Accurate Food Delivery Time Forecasting
Big Data analytics, driving the food industry in profitable growth.
Businesses are becoming more and more competitive day after day. The food industry is no better. Getting our foods delivered at the doorstep anytime anywhere is easier than ever. Thanks to the modern incredible food delivery apps. All we need to do is just download the app, choose our favorite food, place an order and make the payment right from our mobile phones.
Now it’s time for the delivery team to deliver the piping hot food as quickly as possible. Late or lukewarm food leads to bad order. Even small misconceptions of 5 to 10 minutes delay can make a big difference. So it’s imperative to predict the accurate delivery time to stay ahead of the competition.
With this objective, a U.S based client who acts as a leading player in the food service sector approached Smackcoders. They wanted us to offer an accurate solution to predict the delivery time that improves the customer satisfaction and reduce churn rates.

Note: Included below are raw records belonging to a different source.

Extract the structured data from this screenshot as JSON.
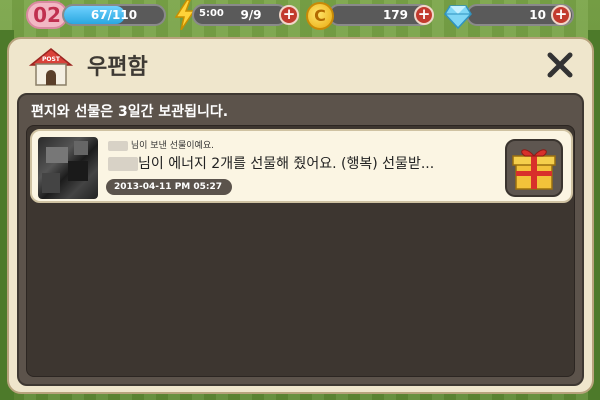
{
  "hud": {
    "level": "02",
    "exp_text": "67/110",
    "exp_fraction": 0.61,
    "energy_timer": "5:00",
    "energy_text": "9/9",
    "coins": "179",
    "gems": "10"
  },
  "mailbox": {
    "title": "우편함",
    "notice": "편지와 선물은 3일간 보관됩니다.",
    "icon_label": "POST",
    "items": [
      {
        "sender_suffix": "님이 보낸 선물이예요.",
        "message": "님이 에너지 2개를 선물해 줬어요. (행복) 선물받...",
        "date": "2013-04-11 PM 05:27"
      }
    ]
  },
  "colors": {
    "panel_bg": "#efe6cc",
    "inner_bg": "#5c534b",
    "exp_bar": "#2aa7e0",
    "plus_button": "#c23a2e"
  }
}
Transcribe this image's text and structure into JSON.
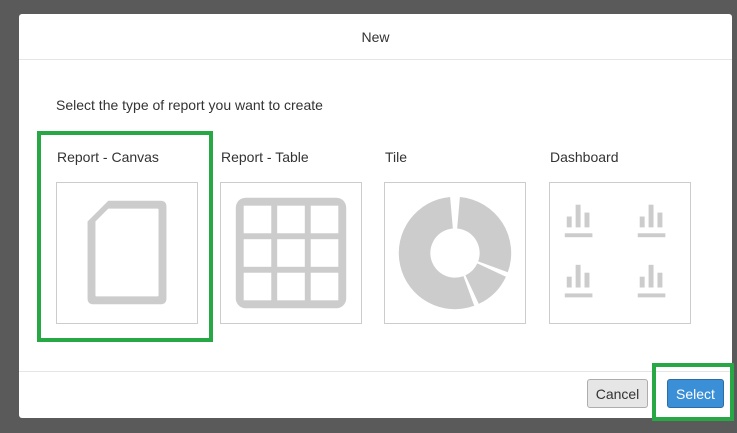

Through analyzation of the client requirements, our experts decided to go with today’s leading technology, BIG DATA. As it helps to collect, process and offer an accurate estimation of the delivery time. This reduces the overall drop rate as the initial prediction is accurate and that the delays are communicated effectively.
We built a model which will take the food delivery details as input and outputs the accurate delivery time. Initially, we looked at the delivery process it involved 3 stages,
- Pick up the food from the supplier(restaurants).
- Travel from the supplier to the customer place.
- Deliver the food to the customer.
To predict the delivery time, we combined all the above time interval (i.e. Pick-up time, Point-to-Point time, Delivery time). So as an input, typically we have three categories: restaurant info, customer details, and previous delivery results.
The calculations for pick-up and delivery time is comparatively easier than point-to-point time. As estimating the time travel from the supplier to customer location is a tricky task. It is influenced by a number of factors like there may be a number of routes, traffic conditions that constantly changing, road closures and more.
Luckily, there are a bunch of data points available to help better understand this environment and our expert engineers did a fantastic job to process all these data points and predicted the output.
Combining all together will give the final result as we expected. Now our client has the option to predict the accurate delivery time. This helps the client to see a 3% drop in customer churn rates.